The most novel event he’s ever produced was also one of the many he’s launched. Bykes 4 Tykes provides bikes to children whose families otherwise don’t have means to provide them. Just two years ago, Graves set a goal of making sure 100 children each year receive a bike. Sponsorships always get snapped up, so he plans to keep raising the ante.


Bykes 4 Tykes event.

he weekend before Christmas, 100 children are invited to a local restaurant (to date, it’s been at the Greene Turtle—he produces all of the company’s events). The lucky 100 are chosen by nonprofit children’s programs that work with the city and county school systems. The children think they’re only being rewarded with a free lunch for doing well at school. They do enjoy a complimentary meal, but they also meet Santa and hear carolers from such programs as Naptown Sings. With the help of a community leader, they each make a Christmas ornament kit for a child who must stay in the hospital over the holidays, and they make an ornament to give to their parents or someone else. The children then get up, thinking they’re leaving. Lined up along the patio, they say “cheese” for what they believe is a group photo. When the time is right, they are asked to turn around and are greeted by each sponsor, lined up with a bike, calling out “Merry Christmas!”

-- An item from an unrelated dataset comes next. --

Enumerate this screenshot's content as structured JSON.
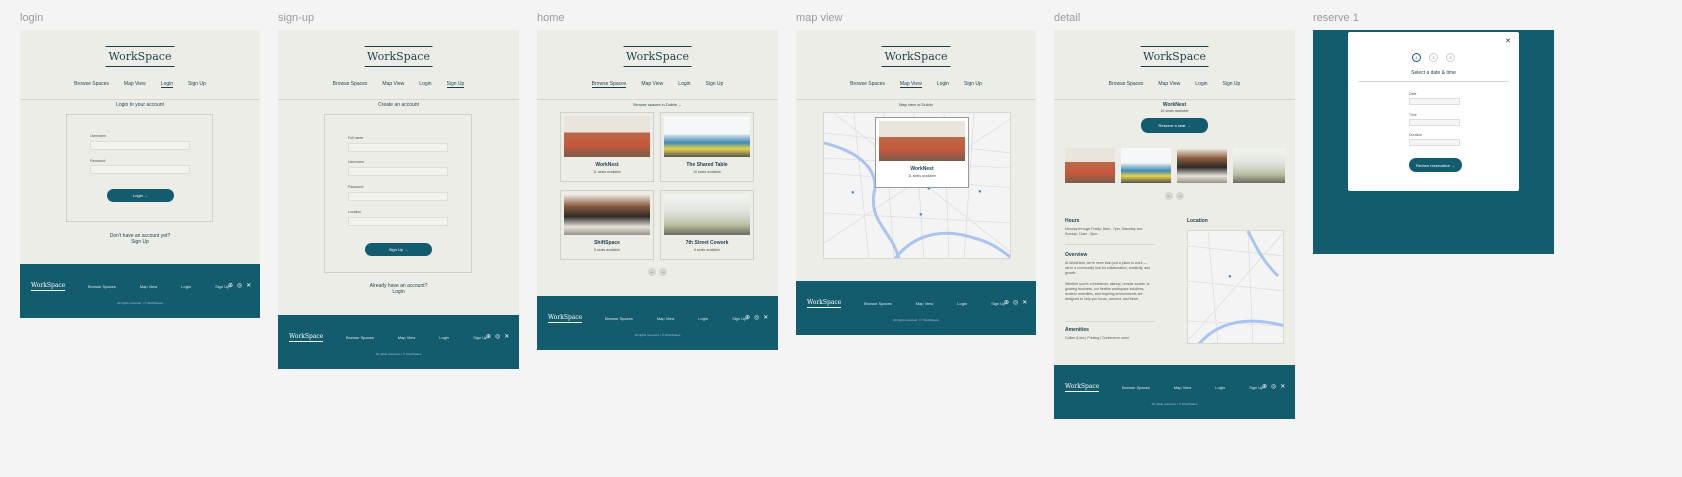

“It’s a tear jerker—I cried ‘mission accomplished,’” says Graves, recalling how appreciative the children and parents are. “That’s my favorite event. My family has a thing: Give us our flowers while we’re still here. Whenever someone’s in need, we were taught to help them,” he says, “not turn our back—help encourage them to get through.”

While he finds himself especially drawn to nonprofit work, a recent pivotal moment, his own wedding, has inspired him to set course in that direction as well. “You can get paid in many different ways, but it’s gratifying work, and that’s payment. I love people, period,” Graves says. “I’m a man for the people and for family, God, and positivity in the community.”